The "Estuarians" are an animated superhero conservation action team designed to help kids learn about the importance of the wetlands. They are also mascots who have been to multiple events including Mardi Gras, National Wetlands Research Center, and Ocean Commotion .

The America's WETLAND Foundation also helped sponsor and develop a comprehensive series of birding trails throughout the state of Louisiana in conjunction with Lieutenant Governor Mitch Landrieu. America's Wetland Birding Trail now consists of 264 sites on 26 loops and 10 scenic pathways statewide. Many of these sites are located in rural settings near rivers, deltas, open meadows, lagoons and in several pine and hardwood forests.

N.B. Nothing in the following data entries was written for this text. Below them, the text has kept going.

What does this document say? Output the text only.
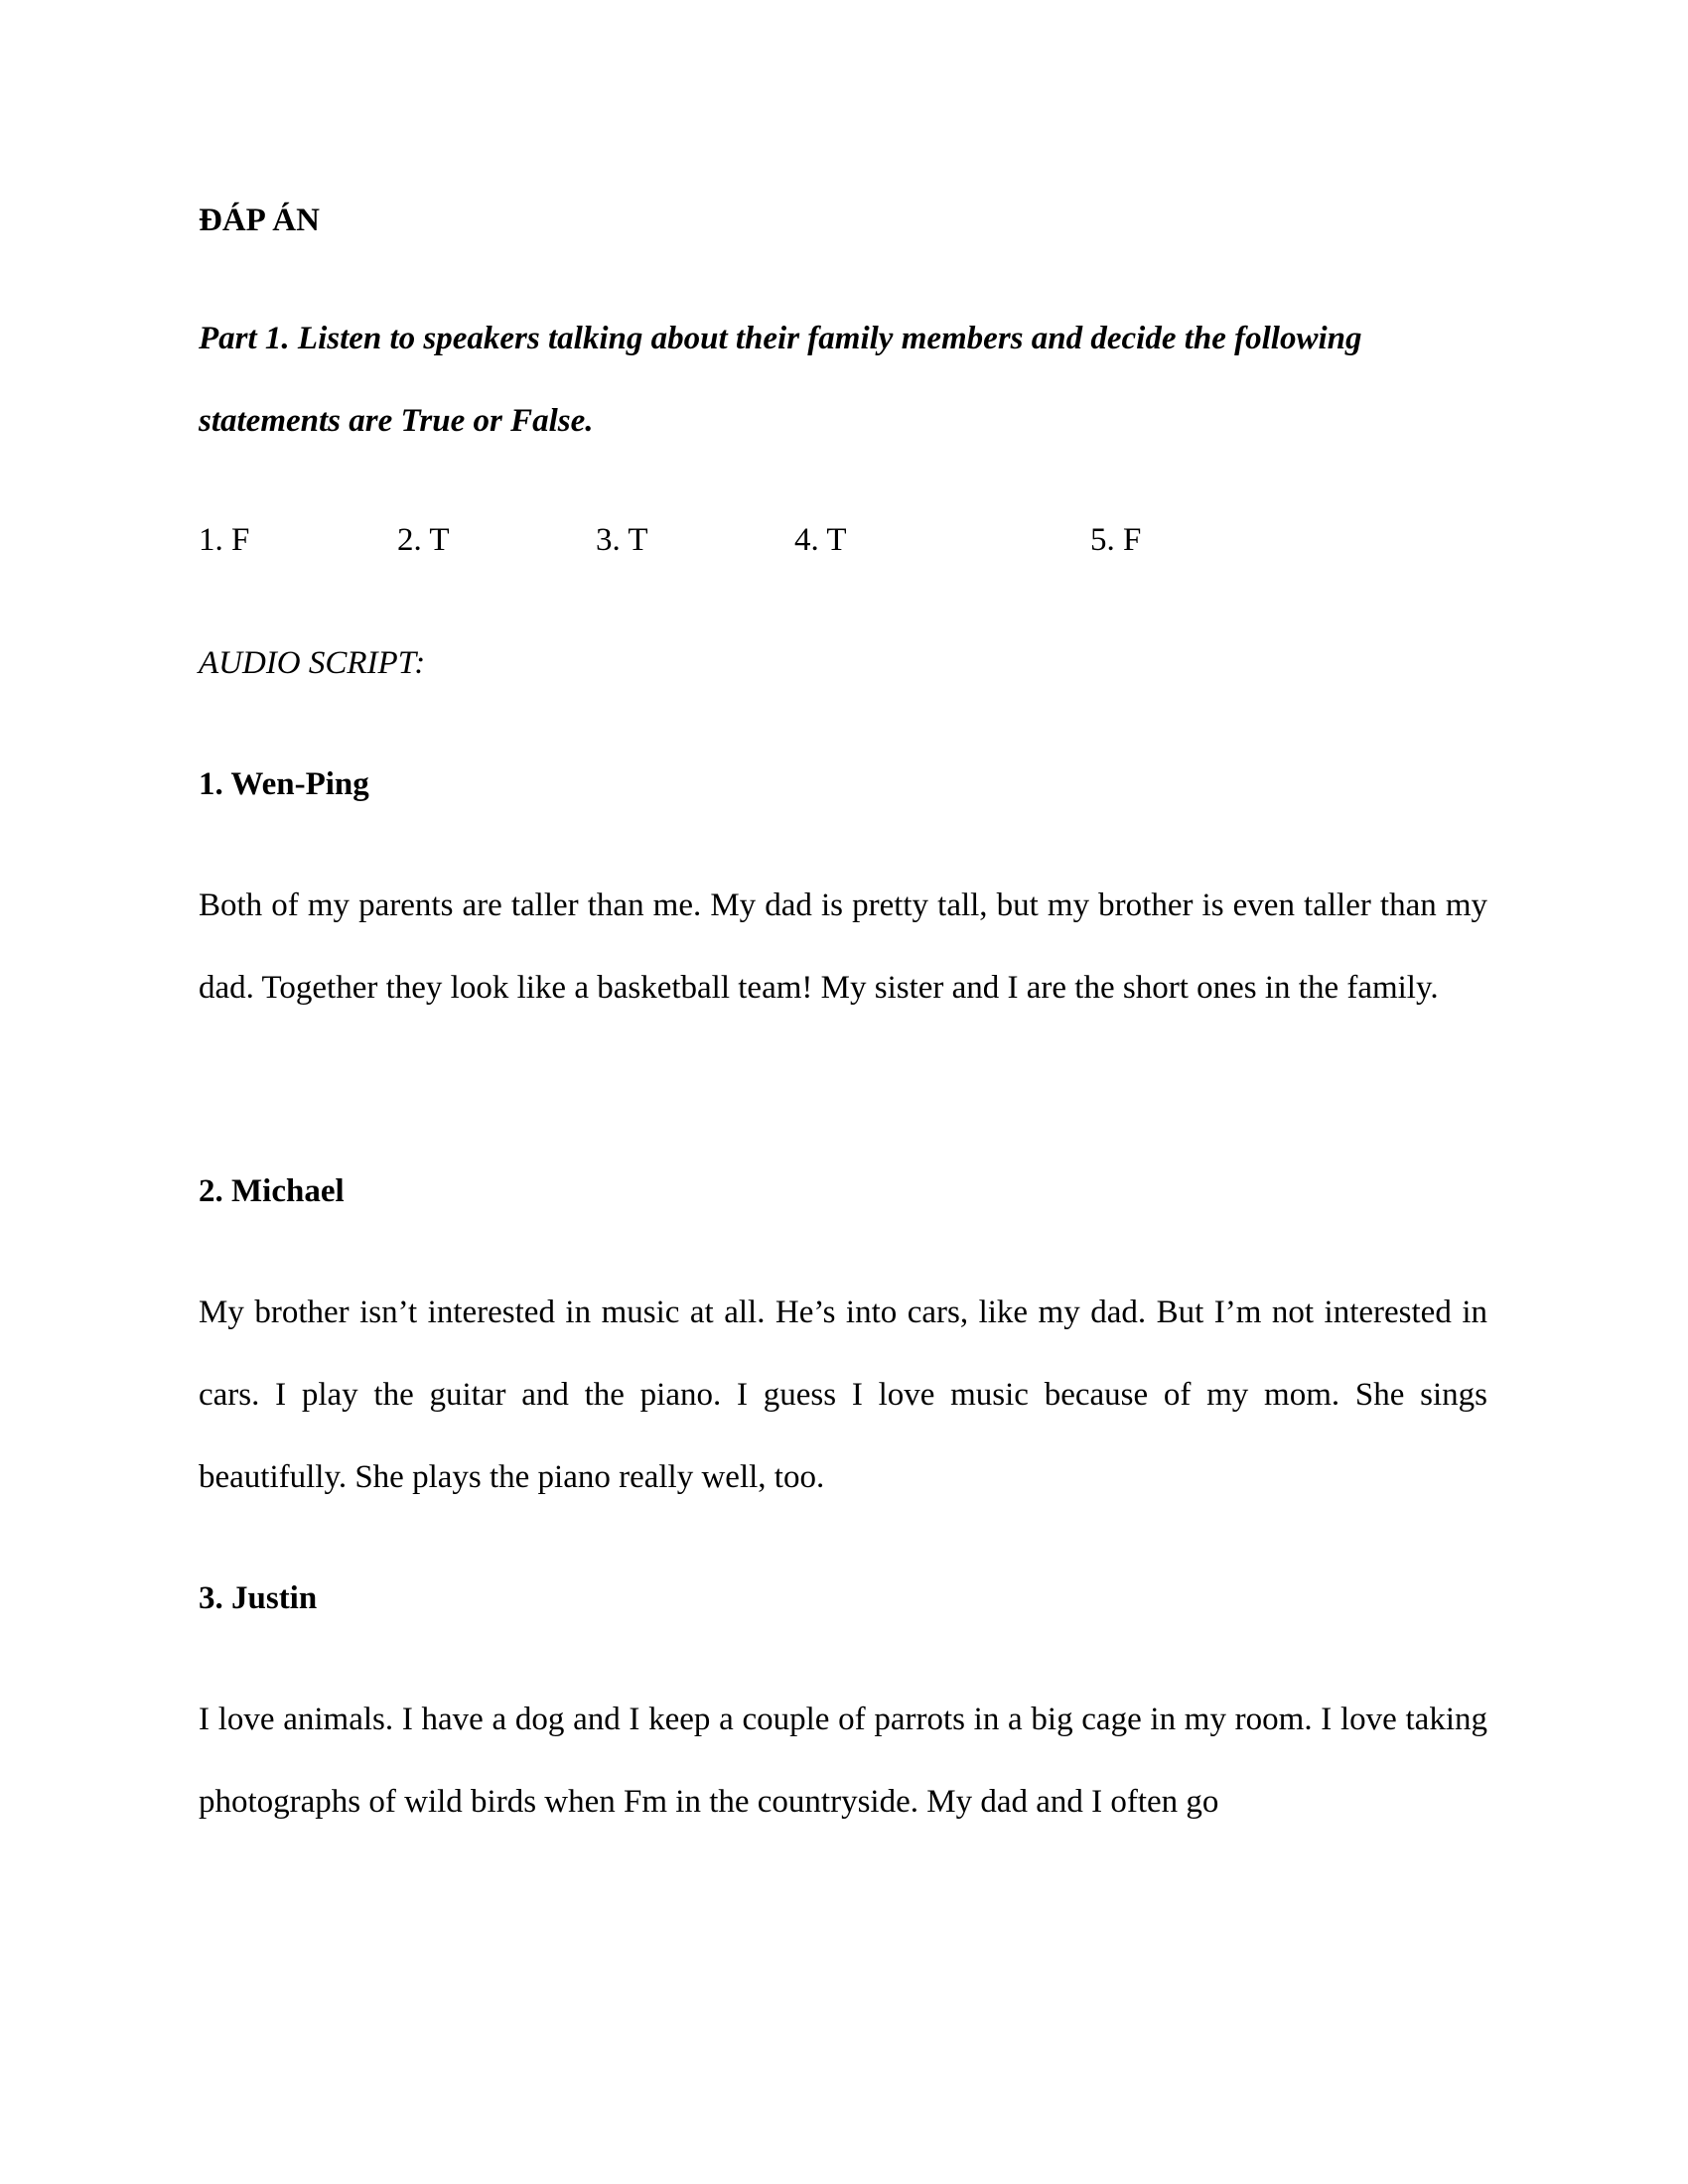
ĐÁP ÁN

Part 1. Listen to speakers talking about their family members and decide the following statements are True or False.

1. F	2. T	3. T	4. T	5. F

AUDIO SCRIPT:

1. Wen-Ping

Both of my parents are taller than me. My dad is pretty tall, but my brother is even taller than my dad. Together they look like a basketball team! My sister and I are the short ones in the family.

2. Michael

My brother isn’t interested in music at all. He’s into cars, like my dad. But I’m not interested in cars. I play the guitar and the piano. I guess I love music because of my mom. She sings beautifully. She plays the piano really well, too.

3. Justin

I love animals. I have a dog and I keep a couple of parrots in a big cage in my room. I love taking photographs of wild birds when Fm in the countryside. My dad and I often go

The paths follow interstate, state and federal highways around the state as individual loops stand together as one tourist attraction within the transportation network of Louisiana.

AWF also produced brochures, public service announcements, and documentaries.

==Related organizations==
AWF sponsored educational and restoration programs, such as the America's WETLAND Conservation Corps, which was a partnership between the America's WETLAND Foundation and the Louisiana State University AgCenter. This AmeriCorps program, operating in conjunction with LSU AgCenter, placed members at sites throughout Louisiana to coordinate hands-on coastal restoration projects that include vegetative plantings, restorative interventions, community wide cleanups, and hands-on education projects for volunteers and communities in an effort to promote stewardship and conservation, raising public awareness of the negative impact that the erosion of Louisiana's wetlands has on the state, national and worldwide ecosystems.

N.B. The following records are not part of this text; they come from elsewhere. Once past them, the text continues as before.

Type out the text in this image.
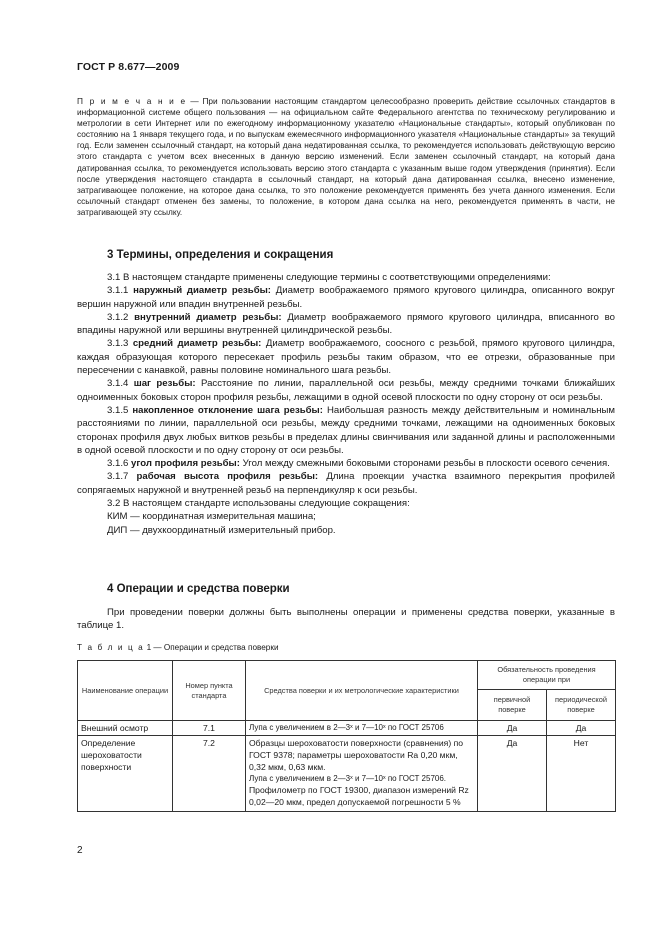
ГОСТ Р 8.677—2009

П р и м е ч а н и е — При пользовании настоящим стандартом целесообразно проверить действие ссылочных стандартов в информационной системе общего пользования — на официальном сайте Федерального агентства по техническому регулированию и метрологии в сети Интернет или по ежегодному информационному указателю «Национальные стандарты», который опубликован по состоянию на 1 января текущего года, и по выпускам ежемесячного информационного указателя «Национальные стандарты» за текущий год. Если заменен ссылочный стандарт, на который дана недатированная ссылка, то рекомендуется использовать действующую версию этого стандарта с учетом всех внесенных в данную версию изменений. Если заменен ссылочный стандарт, на который дана датированная ссылка, то рекомендуется использовать версию этого стандарта с указанным выше годом утверждения (принятия). Если после утверждения настоящего стандарта в ссылочный стандарт, на который дана датированная ссылка, внесено изменение, затрагивающее положение, на которое дана ссылка, то это положение рекомендуется применять без учета данного изменения. Если ссылочный стандарт отменен без замены, то положение, в котором дана ссылка на него, рекомендуется применять в части, не затрагивающей эту ссылку.

3 Термины, определения и сокращения

3.1 В настоящем стандарте применены следующие термины с соответствующими определениями:

3.1.1 наружный диаметр резьбы: Диаметр воображаемого прямого кругового цилиндра, описанного вокруг вершин наружной или впадин внутренней резьбы.

3.1.2 внутренний диаметр резьбы: Диаметр воображаемого прямого кругового цилиндра, вписанного во впадины наружной или вершины внутренней цилиндрической резьбы.

3.1.3 средний диаметр резьбы: Диаметр воображаемого, соосного с резьбой, прямого кругового цилиндра, каждая образующая которого пересекает профиль резьбы таким образом, что ее отрезки, образованные при пересечении с канавкой, равны половине номинального шага резьбы.

3.1.4 шаг резьбы: Расстояние по линии, параллельной оси резьбы, между средними точками ближайших одноименных боковых сторон профиля резьбы, лежащими в одной осевой плоскости по одну сторону от оси резьбы.

3.1.5 накопленное отклонение шага резьбы: Наибольшая разность между действительным и номинальным расстояниями по линии, параллельной оси резьбы, между средними точками, лежащими на одноименных боковых сторонах профиля двух любых витков резьбы в пределах длины свинчивания или заданной длины и расположенными в одной осевой плоскости и по одну сторону от оси резьбы.

3.1.6 угол профиля резьбы: Угол между смежными боковыми сторонами резьбы в плоскости осевого сечения.

3.1.7 рабочая высота профиля резьбы: Длина проекции участка взаимного перекрытия профилей сопрягаемых наружной и внутренней резьб на перпендикуляр к оси резьбы.

3.2 В настоящем стандарте использованы следующие сокращения:

КИМ — координатная измерительная машина;

ДИП — двухкоординатный измерительный прибор.

4 Операции и средства поверки

При проведении поверки должны быть выполнены операции и применены средства поверки, указанные в таблице 1.

Т а б л и ц а 1 — Операции и средства поверки
Наименование операции	Номер пункта стандарта	Средства поверки и их метрологические характеристики	Обязательность проведения операции при	
			первичной поверке	периодической поверке
Внешний осмотр	7.1	Лупа с увеличением в 2—3ˣ и 7—10ˣ по ГОСТ 25706	Да	Да
Определение шероховатости поверхности	7.2	Образцы шероховатости поверхности (сравнения) по ГОСТ 9378; параметры шероховатости Ra 0,20 мкм, 0,32 мкм, 0,63 мкм.
Лупа с увеличением в 2—3ˣ и 7—10ˣ по ГОСТ 25706.
Профилометр по ГОСТ 19300, диапазон измерений Rz 0,02—20 мкм, предел допускаемой погрешности 5 %	Да	Нет
2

An AWF related organization, "Women of the Storm", (WOS) was created following Hurricanes Katrina and Rita. The WOS is composed of 140 New Orleans area volunteers who advocate for members of Congress to visit hurricane-damaged areas. As of January 2009, their efforts have resulted in 57 Senators and 147 Representatives witnessing damaged areas first hand.

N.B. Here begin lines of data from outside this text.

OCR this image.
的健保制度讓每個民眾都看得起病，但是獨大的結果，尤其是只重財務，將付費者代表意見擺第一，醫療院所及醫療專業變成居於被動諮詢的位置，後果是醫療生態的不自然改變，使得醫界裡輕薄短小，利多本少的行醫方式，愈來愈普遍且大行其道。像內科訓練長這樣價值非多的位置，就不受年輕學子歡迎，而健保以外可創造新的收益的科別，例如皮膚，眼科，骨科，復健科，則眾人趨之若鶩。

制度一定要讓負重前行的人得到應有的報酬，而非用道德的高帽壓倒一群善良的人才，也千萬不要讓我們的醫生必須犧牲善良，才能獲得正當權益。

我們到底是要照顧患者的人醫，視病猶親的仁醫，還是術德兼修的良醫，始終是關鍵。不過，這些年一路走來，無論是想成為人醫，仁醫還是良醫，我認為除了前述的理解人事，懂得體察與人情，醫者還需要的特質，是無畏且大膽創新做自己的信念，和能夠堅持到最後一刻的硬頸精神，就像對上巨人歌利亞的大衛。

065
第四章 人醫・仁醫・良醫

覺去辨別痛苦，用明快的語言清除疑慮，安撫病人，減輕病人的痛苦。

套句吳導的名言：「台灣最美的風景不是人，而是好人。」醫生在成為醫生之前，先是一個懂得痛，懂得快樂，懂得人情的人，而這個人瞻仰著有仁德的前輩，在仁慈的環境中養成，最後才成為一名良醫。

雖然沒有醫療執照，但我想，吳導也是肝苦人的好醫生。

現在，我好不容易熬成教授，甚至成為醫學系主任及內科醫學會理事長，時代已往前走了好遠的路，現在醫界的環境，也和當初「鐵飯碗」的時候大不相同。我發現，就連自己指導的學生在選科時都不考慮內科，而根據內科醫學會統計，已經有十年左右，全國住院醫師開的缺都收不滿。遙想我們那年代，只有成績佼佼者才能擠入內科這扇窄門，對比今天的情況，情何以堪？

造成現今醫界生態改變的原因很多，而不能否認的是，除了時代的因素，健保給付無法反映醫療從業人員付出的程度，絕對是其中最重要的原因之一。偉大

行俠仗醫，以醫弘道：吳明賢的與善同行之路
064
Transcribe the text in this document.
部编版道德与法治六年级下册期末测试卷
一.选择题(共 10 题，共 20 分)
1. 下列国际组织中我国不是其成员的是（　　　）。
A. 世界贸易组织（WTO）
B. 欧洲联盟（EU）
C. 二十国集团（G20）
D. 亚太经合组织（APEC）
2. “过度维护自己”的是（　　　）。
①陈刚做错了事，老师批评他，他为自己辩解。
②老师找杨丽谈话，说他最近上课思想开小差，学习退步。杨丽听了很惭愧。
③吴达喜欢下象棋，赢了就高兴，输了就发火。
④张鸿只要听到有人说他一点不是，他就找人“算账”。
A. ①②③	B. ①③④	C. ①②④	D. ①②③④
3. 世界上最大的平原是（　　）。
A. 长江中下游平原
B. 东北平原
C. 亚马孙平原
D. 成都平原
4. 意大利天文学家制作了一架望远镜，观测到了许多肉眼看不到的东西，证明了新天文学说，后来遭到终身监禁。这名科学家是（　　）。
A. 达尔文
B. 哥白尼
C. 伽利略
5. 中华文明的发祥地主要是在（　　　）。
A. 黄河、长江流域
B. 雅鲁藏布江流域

America's Energy Coast is an AWF related organization which joins the Gulf Coast energy producing states of Louisiana, Mississippi, Alabama, and Texas together to develop common solutions to ensure a sustainable coastal environment and the inextricably linked activities critical to the nation's energy and economic security. Its "Accord for a New Sustainability For America's Energy Coast" is a living framework of shared principles where its disparate member groups have come to consensus. The group claims its format "will yield technology and solutions best practices, and policy recommendations at all levels of government."